The album’s most majestically towering number is Frustrations, guest Camila Meza’s wistfully tender vocalese juxtaposed with bittersweet horns, the rhythm section giving everybody a wide, spacious berth. Gutauskas’ bass clarinet solo methodically parses the enigmatic atmosphere.
A bright, incisive clave tune, Sueno de Gatos has Afro-Cuban flair, and an almost conspiratorial camaraderie between Meza’s voice and the pulsing brass, the bandleader adding bluesy purism up to an unexpected, massed-staccato minimalist interlude. The album’s final cut is a jubilantly strutting vignette, Baseball Simiulator 1.000 (if you follow the sport, you know that a 1.000 average means a hit every time up).

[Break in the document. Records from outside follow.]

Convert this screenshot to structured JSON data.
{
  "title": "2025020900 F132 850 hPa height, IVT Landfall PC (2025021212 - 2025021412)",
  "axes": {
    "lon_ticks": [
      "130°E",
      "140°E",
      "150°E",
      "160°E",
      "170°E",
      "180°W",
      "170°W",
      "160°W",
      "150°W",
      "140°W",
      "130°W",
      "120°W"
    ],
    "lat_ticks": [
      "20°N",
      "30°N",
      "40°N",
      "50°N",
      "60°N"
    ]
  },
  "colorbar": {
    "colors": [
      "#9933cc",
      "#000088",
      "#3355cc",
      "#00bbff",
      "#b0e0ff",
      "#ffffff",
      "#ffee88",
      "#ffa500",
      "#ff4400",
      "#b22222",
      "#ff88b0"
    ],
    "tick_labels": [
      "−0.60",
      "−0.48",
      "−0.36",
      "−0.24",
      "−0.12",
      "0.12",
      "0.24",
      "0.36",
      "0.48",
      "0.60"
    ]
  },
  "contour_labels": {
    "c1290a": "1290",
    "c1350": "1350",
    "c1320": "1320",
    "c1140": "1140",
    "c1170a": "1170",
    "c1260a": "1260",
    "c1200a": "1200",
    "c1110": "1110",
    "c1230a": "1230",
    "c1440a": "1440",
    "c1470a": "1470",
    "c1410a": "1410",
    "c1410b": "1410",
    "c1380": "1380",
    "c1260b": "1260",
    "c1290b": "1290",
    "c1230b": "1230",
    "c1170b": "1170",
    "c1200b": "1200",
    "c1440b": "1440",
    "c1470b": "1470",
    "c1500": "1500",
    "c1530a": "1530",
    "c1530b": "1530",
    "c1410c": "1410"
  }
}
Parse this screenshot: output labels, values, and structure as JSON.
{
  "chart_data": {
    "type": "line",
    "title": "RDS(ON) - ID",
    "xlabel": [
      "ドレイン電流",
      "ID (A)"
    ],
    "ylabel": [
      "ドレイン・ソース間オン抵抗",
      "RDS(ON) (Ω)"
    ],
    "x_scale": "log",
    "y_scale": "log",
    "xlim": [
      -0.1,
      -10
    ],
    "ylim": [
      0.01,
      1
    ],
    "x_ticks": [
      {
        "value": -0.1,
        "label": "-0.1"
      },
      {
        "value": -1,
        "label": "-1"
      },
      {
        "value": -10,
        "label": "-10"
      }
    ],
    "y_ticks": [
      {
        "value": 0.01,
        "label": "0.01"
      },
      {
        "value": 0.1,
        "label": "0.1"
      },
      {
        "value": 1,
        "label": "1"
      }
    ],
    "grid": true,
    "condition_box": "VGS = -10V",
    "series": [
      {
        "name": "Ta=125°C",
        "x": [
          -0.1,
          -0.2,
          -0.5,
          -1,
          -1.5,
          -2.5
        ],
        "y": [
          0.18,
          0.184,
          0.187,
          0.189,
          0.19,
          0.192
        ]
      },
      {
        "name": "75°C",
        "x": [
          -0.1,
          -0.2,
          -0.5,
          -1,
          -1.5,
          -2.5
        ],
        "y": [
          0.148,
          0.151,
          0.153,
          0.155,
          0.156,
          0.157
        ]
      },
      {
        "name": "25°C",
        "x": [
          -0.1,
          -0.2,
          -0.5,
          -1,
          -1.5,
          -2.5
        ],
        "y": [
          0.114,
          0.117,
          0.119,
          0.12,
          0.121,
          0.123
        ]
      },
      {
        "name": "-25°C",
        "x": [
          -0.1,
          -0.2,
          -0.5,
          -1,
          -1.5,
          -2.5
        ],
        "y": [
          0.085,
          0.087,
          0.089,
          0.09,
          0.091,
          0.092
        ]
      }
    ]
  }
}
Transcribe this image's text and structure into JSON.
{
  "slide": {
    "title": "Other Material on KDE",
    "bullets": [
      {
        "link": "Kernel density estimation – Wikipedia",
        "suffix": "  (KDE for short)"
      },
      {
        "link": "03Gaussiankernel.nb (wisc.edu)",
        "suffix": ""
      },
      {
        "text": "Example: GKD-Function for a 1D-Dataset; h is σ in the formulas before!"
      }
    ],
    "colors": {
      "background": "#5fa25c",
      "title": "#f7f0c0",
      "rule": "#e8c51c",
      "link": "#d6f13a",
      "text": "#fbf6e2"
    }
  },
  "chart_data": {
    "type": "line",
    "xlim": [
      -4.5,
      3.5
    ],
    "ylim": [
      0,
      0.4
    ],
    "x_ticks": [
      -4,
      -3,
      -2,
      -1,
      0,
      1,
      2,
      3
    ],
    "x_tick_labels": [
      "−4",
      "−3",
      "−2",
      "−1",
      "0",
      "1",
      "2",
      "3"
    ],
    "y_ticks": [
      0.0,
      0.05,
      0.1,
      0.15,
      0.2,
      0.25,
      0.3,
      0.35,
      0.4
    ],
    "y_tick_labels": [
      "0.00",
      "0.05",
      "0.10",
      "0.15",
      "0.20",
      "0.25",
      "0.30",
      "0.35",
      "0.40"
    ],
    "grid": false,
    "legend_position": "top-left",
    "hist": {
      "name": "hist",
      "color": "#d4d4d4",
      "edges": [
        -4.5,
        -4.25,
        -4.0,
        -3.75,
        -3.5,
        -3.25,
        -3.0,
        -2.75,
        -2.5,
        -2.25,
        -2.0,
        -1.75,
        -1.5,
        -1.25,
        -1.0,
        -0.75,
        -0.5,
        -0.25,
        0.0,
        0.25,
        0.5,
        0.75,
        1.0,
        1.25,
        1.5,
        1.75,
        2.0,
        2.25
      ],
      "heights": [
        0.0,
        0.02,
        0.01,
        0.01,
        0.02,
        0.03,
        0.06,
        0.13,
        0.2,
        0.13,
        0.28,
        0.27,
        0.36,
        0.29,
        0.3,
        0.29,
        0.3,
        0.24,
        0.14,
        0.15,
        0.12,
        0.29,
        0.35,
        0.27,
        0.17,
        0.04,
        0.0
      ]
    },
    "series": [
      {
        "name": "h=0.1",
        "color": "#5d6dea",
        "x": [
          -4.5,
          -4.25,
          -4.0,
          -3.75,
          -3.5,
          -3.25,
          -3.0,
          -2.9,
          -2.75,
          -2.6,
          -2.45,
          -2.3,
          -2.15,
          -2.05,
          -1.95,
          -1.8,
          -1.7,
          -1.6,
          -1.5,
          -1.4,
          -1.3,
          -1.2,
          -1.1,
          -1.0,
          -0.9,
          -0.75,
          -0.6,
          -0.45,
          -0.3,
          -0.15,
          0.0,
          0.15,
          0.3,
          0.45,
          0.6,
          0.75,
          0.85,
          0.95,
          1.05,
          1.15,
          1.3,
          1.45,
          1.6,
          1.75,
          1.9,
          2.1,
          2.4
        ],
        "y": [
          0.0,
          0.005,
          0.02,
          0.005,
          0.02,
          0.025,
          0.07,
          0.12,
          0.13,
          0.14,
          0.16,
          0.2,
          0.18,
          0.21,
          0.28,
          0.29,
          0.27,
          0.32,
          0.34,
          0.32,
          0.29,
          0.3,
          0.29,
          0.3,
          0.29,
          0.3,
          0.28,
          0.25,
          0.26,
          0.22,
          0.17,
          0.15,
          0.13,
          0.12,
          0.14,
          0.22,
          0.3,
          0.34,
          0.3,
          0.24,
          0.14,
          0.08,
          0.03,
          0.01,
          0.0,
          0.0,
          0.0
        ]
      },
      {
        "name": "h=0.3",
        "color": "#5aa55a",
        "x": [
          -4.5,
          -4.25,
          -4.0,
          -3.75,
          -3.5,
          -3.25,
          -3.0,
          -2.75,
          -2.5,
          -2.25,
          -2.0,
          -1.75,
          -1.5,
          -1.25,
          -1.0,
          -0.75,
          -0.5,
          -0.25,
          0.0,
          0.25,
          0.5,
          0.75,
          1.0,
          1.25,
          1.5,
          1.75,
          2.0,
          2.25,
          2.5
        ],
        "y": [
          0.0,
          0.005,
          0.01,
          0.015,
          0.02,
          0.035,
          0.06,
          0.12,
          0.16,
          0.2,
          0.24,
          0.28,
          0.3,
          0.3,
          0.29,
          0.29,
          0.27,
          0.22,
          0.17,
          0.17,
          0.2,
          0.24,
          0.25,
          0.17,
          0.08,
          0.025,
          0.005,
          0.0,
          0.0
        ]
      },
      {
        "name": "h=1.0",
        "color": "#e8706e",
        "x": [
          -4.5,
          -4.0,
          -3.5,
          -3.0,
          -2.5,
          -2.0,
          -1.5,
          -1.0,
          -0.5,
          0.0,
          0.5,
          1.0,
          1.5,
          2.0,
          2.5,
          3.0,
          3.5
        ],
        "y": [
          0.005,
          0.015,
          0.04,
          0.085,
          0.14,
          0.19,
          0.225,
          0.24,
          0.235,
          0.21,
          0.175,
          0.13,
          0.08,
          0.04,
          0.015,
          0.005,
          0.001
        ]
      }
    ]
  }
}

Apropos of that baseball reference – there’s considerable irony that a band named after a certain 1920s Broadway musical would be released in a year when the Boston Red Sox won their fourth world championship in the past fifteen years. The producer of that musical, Harry Frazee also owned the Sox – and sold off all their star players in order to finance it. The Yankees took on almost every single one of those contracts. Babe Ruth and the rest of what was once the Sox put on pinstripes and became baseball’s first and arguably greatest dynasty. The Bostonians, their talent depleted, plummeted to last place: it would take them more than a decade to return to respectability.